Please refer also to my answers here and here for details where I show that
$$
\frac1{h^n}\Delta_h^n[f](x) = \int_0^{nh} D^n[f](x+t) \sigma_n(t) \,dt
$$
where $\sigma_n$ is the probability density function of $S_n=X_1+\dotsb+X_n$ and $X_1,\dotsc,X_n\sim\mathrm{Uniform}(0,h)$ are independent. $\sigma_n$ is a rescaling of the Irwin–Hall distribution (refer to here for a derivation of the PDF).
The expression that you wrote is simply
$$
\sum_{k=0}^{n} (-1)^k \binom{n}{k} f\!\left(a+\frac{k(b-a)}{n}\right)

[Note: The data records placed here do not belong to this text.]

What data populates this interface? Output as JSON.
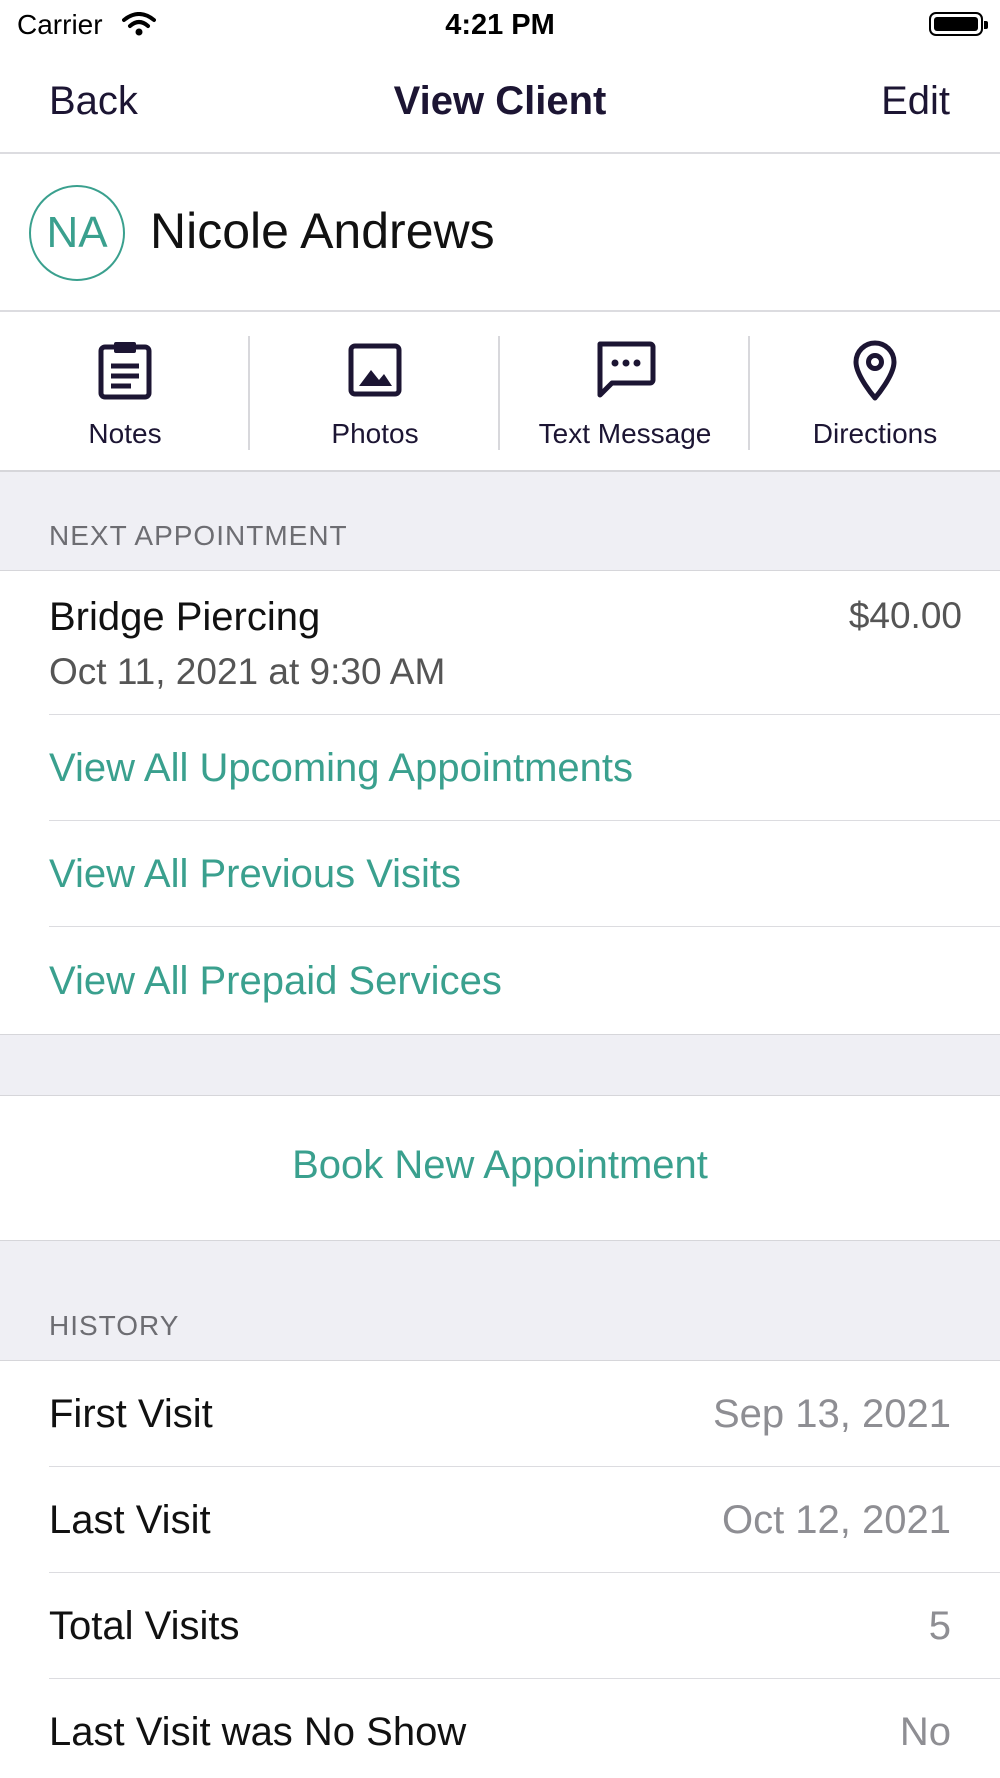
{
  "status_bar": {
    "carrier": "Carrier",
    "time": "4:21 PM"
  },
  "nav": {
    "back": "Back",
    "title": "View Client",
    "edit": "Edit"
  },
  "client": {
    "initials": "NA",
    "name": "Nicole Andrews"
  },
  "actions": [
    {
      "label": "Notes",
      "icon": "clipboard-icon"
    },
    {
      "label": "Photos",
      "icon": "image-icon"
    },
    {
      "label": "Text Message",
      "icon": "chat-bubble-icon"
    },
    {
      "label": "Directions",
      "icon": "map-pin-icon"
    }
  ],
  "next_appointment": {
    "section_title": "NEXT APPOINTMENT",
    "service": "Bridge Piercing",
    "datetime": "Oct 11, 2021 at 9:30 AM",
    "price": "$40.00",
    "links": [
      "View All Upcoming Appointments",
      "View All Previous Visits",
      "View All Prepaid Services"
    ]
  },
  "book_new": "Book New Appointment",
  "history": {
    "section_title": "HISTORY",
    "rows": [
      {
        "label": "First Visit",
        "value": "Sep 13, 2021"
      },
      {
        "label": "Last Visit",
        "value": "Oct 12, 2021"
      },
      {
        "label": "Total Visits",
        "value": "5"
      },
      {
        "label": "Last Visit was No Show",
        "value": "No"
      }
    ]
  },
  "colors": {
    "accent": "#3aa08e",
    "nav_text": "#1c1533",
    "grouped_background": "#efeff4"
  }
}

= (-1)^n \Delta_{\frac{b-a}n}^n[f](a)
= \left(\frac{a-b}n\right)^n \int_a^b f^{(n)}(t) \rho_n(t) \,dt
$$
where $\rho_n$ is the PDE of $R_n=\frac{X_1+\dotsb+X_n}n$ and $X_i\sim\mathrm{Uniform}(a,b)$ are independent (related to Bates distribution).
From the characterization of analytic functions, if $f\in C^\infty(\mathbb R)$ is analytic, then
$$
\lVert f^{(n)} \rVert_{L^\infty(a,b)} \leq C_{a,b}^n n!
$$
Because of the obvious monotonicity of the constant $C_{a,b}$, we can always shrink the interval $(a,b)$ so that $(b-a)C_{a,b}<e$. For such small intervals, we then have
$$
\left\lvert\Delta_{\frac{b-a}n}^n[f](a)\right\rvert
\leq [(b-a)C_{a,b}]^n n! n^{-n}
$$
which converges to $0$ by Stirling's approximation.
This means that your statement is true for analytic functions, as soon as the interval $(a,b)$ is sufficiently short, in the sense that $(b-a)C_{a,b}<e$. In particular, inside each interval there is an interval in which it holds and for each $x\in\mathbb R$ there is an interval containing $x$ for which it holds.
Improvement
Let $f\in C^\infty(\mathbb R)$ be real analytic and $[a,b]\subset\mathbb R$. If the radius of convergence of $f$ in the entire interval $[a,b]$ is larger than some constant $r$, then $C_{a,b}<r^{-1}$. In particular, if $f$ is the restriction of an entire function, then the statement holds true for all segments $[a,b]$. In general, it holds if the singularity of the analytic extension of $f$ closest to the segment is at a distance greater than $|b-a|/e$.
This leads to an idea to find an example of an analytic function $f:\mathbb R\to\mathbb R$ and an interval $[a,b]$ on which the statement does not hold.
New counterexample
Consider $f(z)=\frac1{i-x}$ defined on $\mathbb C\setminus\{i\}$ and take $[a,b]=[-2,2]$. I claim that the statement does not hold. The radius of convergence at $0$ is $1$, which is not greater than $(2+2)/e$, so the above criterion for the validity of the statement is not applicable.
Work in progress
Old incomplete counterexample
I think I have strong evidence that the generalization is false. The idea is to search for a $C^\infty$ function which is badly approximated by polynomials. The first example that comes to mind is
$$
f(x) = \begin{cases}
0 & x\leq0 \\
e^{-1/x} & x>0.
\end{cases}
$$
Working on the interval $[-1,1]$, define
$$
a_n = \sum_{k=0}^n (-1)^k \binom{n}{k} f\left(-1+\frac{2k}{n}\right).
$$
Here is a log-plot of $|a_n|$:
This does not seem to converge to $0$...
I will come back to this question if I manage to prove that this sequence really diverges.